La spazzatura rimane per le strade mentre il costo per lo smaltimento degli scarti triplicherà e a pagarne le amare conseguenze saranno i cittadini. Il dato più evidente ed allarmante, però, è che ad oggi nessuno, tra Ato Cosenza e Aro della Sibaritide (per quel che riguarda lo smaltimento dei rifiuti sull’impianto di Bucita), nonostante mesi di crisi del settore, ha pensato di mettere in cantiere iniziative efficaci per porre un punto alla questione e ripartire da nuove prerogative.

In realtà fino ad oggi, al netto delle “lezioni accademiche”, delle denunce e di ogni altro gioco politico allo scarica barile una soluzione al problema non c’è.

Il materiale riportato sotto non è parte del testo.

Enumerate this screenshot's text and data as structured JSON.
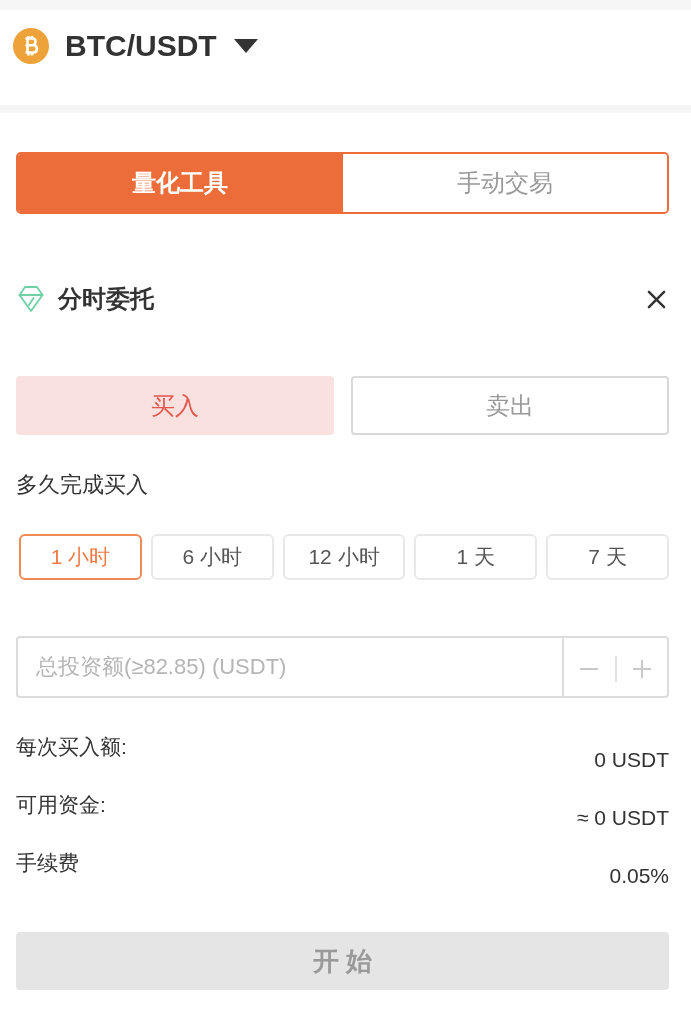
{
  "header": {
    "pair": "BTC/USDT"
  },
  "mode_tabs": [
    {
      "label": "量化工具",
      "selected": true
    },
    {
      "label": "手动交易",
      "selected": false
    }
  ],
  "section": {
    "title": "分时委托"
  },
  "sides": [
    {
      "label": "买入",
      "selected": true
    },
    {
      "label": "卖出",
      "selected": false
    }
  ],
  "duration": {
    "label": "多久完成买入",
    "options": [
      {
        "label": "1 小时",
        "selected": true
      },
      {
        "label": "6 小时",
        "selected": false
      },
      {
        "label": "12 小时",
        "selected": false
      },
      {
        "label": "1 天",
        "selected": false
      },
      {
        "label": "7 天",
        "selected": false
      }
    ]
  },
  "amount_field": {
    "placeholder": "总投资额(≥82.85) (USDT)"
  },
  "summary": [
    {
      "label": "每次买入额:",
      "value": "0 USDT"
    },
    {
      "label": "可用资金:",
      "value": "≈ 0 USDT"
    },
    {
      "label": "手续费",
      "value": "0.05%"
    }
  ],
  "start_button": {
    "label": "开 始",
    "disabled": true
  }
}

Tant’è che i rifiuti continuano a rimanere inesorabilmente in mezzo alle strade. E questo succede soprattutto in quei centri dove le politiche per la differenziata sono ancora indietro o hanno subito un forte arretramento. Corigliano-Rossano è uno degli esempi emblematici in tal senso.

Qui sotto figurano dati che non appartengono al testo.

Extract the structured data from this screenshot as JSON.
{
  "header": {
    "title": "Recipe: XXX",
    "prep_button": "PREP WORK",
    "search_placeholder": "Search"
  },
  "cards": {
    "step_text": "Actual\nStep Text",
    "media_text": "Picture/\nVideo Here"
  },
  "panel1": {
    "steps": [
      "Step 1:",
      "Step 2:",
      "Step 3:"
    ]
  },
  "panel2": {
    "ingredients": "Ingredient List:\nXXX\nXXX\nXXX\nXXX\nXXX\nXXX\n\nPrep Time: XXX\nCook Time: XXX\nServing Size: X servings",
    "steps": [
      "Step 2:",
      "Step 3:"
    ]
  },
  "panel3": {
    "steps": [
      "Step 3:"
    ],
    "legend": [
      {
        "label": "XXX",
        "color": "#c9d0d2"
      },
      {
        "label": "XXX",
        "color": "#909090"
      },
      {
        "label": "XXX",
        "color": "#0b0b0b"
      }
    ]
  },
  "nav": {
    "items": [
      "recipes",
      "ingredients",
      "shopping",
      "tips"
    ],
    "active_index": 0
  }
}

E la “situazione monnezza” al momento non è delle migliori nemmeno a Bucita dove la linea di conferimento va sempre più a rilento per una serie di questioni concomitanti. Da un lato l’assenza di discariche che impone appunto un abbanco minore di spazzatura al fine di non produrre molti scari; dall’altro la morosità dei comuni che ha costretto il gestore dell’impianto a dimezzare il personale (oggi nella struttura rossanese lavorano 8 operatori effettivi a turno, tutti gli altri sono in cassa integrazione).

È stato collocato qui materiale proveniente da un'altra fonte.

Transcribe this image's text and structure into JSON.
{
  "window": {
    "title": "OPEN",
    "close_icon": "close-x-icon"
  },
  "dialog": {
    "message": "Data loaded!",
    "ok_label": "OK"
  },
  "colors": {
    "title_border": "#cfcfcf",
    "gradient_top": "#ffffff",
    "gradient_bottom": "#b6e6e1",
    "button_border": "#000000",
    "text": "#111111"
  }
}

A completare il quadro horribilis del sistema rifiuti lungo la fascia ionica cosentina è il costo esorbitante per lo smaltimento degli scarti prodotti dall’impianto. E questo accade sempre perché non ci sono e ancora non si trovano soluzione. Succede, infatti, che per smaltire gli scarti (considerata la mancanza di discariche) l’Aro della Sibaritide in questo momento paga 300 euro a tonnellate per mandare i residuati di lavorazione a Trieste, lì dove la spazzatura diventa una risorsa economica. Altro che in Calabria dove i calabresi, alla fine, continuano a pagare le colpe di un sistema inefficiente e la pavidità di amministratori che invece di fare delle scelte forti e coraggiose continuano a nascondersi.